Stan collaborator Michael Betancourt wrote an article, “The Convergence of Markov chain Monte Carlo Methods: From the Metropolis method to Hamiltonian Monte Carlo,” discussing how various ideas of computational probability moved from physics to statistics.

Three things I wanted to add to Betancourt’s story:

1. My paper with Rubin on R-hat, that measure of mixing for iterative simulation, came in part from my reading of old papers in the computational physics literature, in particular Fosdick (1959), which proposed a multiple-chain approach to monitoring convergence. What we added in our 1992 paper was the within-chain comparison: instead of simply comparing multiple chains to each other, we compared their variance to the within-chain variance. This enabled the diagnostic to be much more automatic.

2. Related to point 1 above: It’s my impression that computational physics is all about hard problems, each of which is a research effort on its own. In contrast, computational statistics often involves relatively easy problems—not so easy that they have closed-form solutions, but easy enough that they can be solved with suitable automatic iterative algorithms. It could be that the physicists didn’t have much need for an automatic convergence diagnostic such as R-hat because they (the physicists) were working so hard on each problem that they already had a sense of the solution and how close they were to it. In statistics, though, there was an immediate need for automatic diagnostics.

3. It’s also my impression that computational physics problems typically centered on computation of the normalizing constant or partition function, Z(theta), or related functions such as (d/dtheta) log(Z). But in Bayesian statistics, we usually aren’t so interested in that, indeed we’re not really looking for expectations at all; rather, we want random draws from the posterior distribution.
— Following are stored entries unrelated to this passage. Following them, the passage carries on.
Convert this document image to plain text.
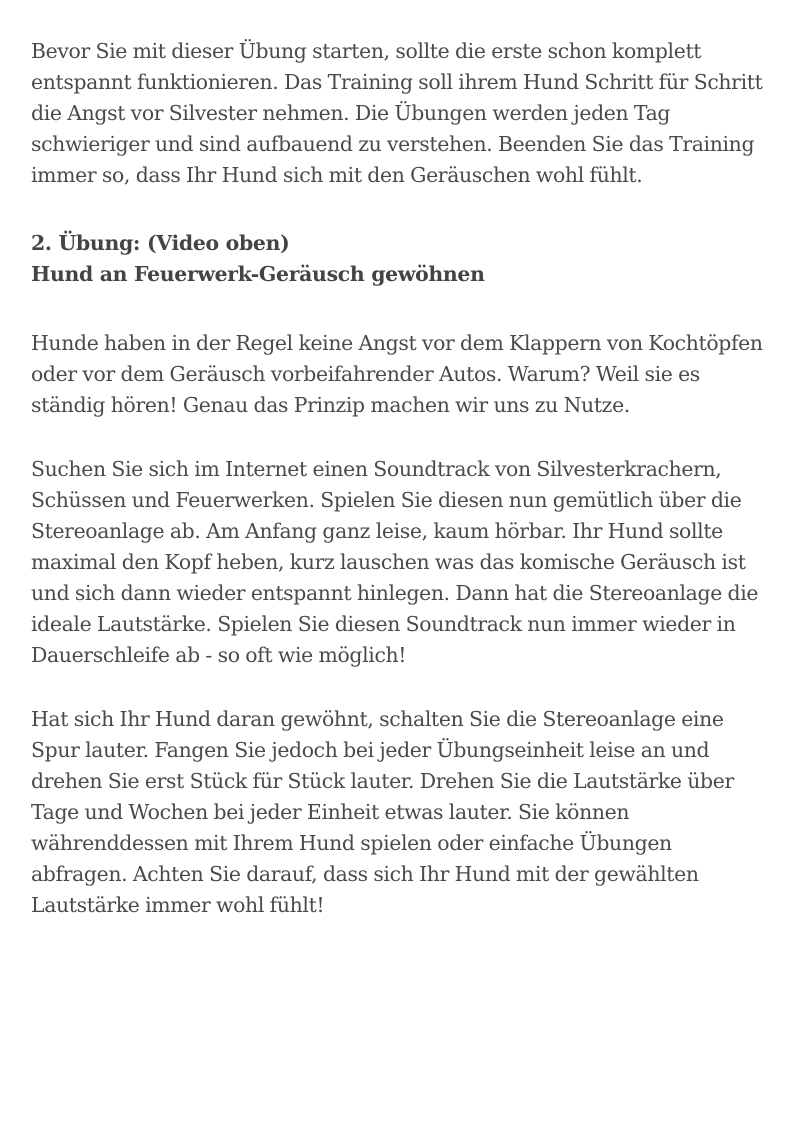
Bevor Sie mit dieser Übung starten, sollte die erste schon komplett entspannt funktionieren. Das Training soll ihrem Hund Schritt für Schritt die Angst vor Silvester nehmen. Die Übungen werden jeden Tag schwieriger und sind aufbauend zu verstehen. Beenden Sie das Training immer so, dass Ihr Hund sich mit den Geräuschen wohl fühlt.

2. Übung: (Video oben)
Hund an Feuerwerk-Geräusch gewöhnen

Hunde haben in der Regel keine Angst vor dem Klappern von Kochtöpfen oder vor dem Geräusch vorbeifahrender Autos. Warum? Weil sie es ständig hören! Genau das Prinzip machen wir uns zu Nutze.

Suchen Sie sich im Internet einen Soundtrack von Silvesterkrachern, Schüssen und Feuerwerken. Spielen Sie diesen nun gemütlich über die Stereoanlage ab. Am Anfang ganz leise, kaum hörbar. Ihr Hund sollte maximal den Kopf heben, kurz lauschen was das komische Geräusch ist und sich dann wieder entspannt hinlegen. Dann hat die Stereoanlage die ideale Lautstärke. Spielen Sie diesen Soundtrack nun immer wieder in Dauerschleife ab - so oft wie möglich!

Hat sich Ihr Hund daran gewöhnt, schalten Sie die Stereoanlage eine Spur lauter. Fangen Sie jedoch bei jeder Übungseinheit leise an und drehen Sie erst Stück für Stück lauter. Drehen Sie die Lautstärke über Tage und Wochen bei jeder Einheit etwas lauter. Sie können währenddessen mit Ihrem Hund spielen oder einfache Übungen abfragen. Achten Sie darauf, dass sich Ihr Hund mit der gewählten Lautstärke immer wohl fühlt!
This changes our function, in part because we’re just trying to get close, we’re not looking for high precision.

I think points 1, 2, and 3 help to explain some of the differences between the simulation literatures in physics and statistics. In short: physicists work on harder problems so they’ve developed fancier algorithms; statisticians work on easier problems and and so have made more advances in automatic methods.

And we can help each other! From one direction, statisticians use physics-developed methods such as Metropolis and HMC; from the other, physicists use Stan to do applied modeling more effectively so that they are less tied to specific conventional choices of modeling.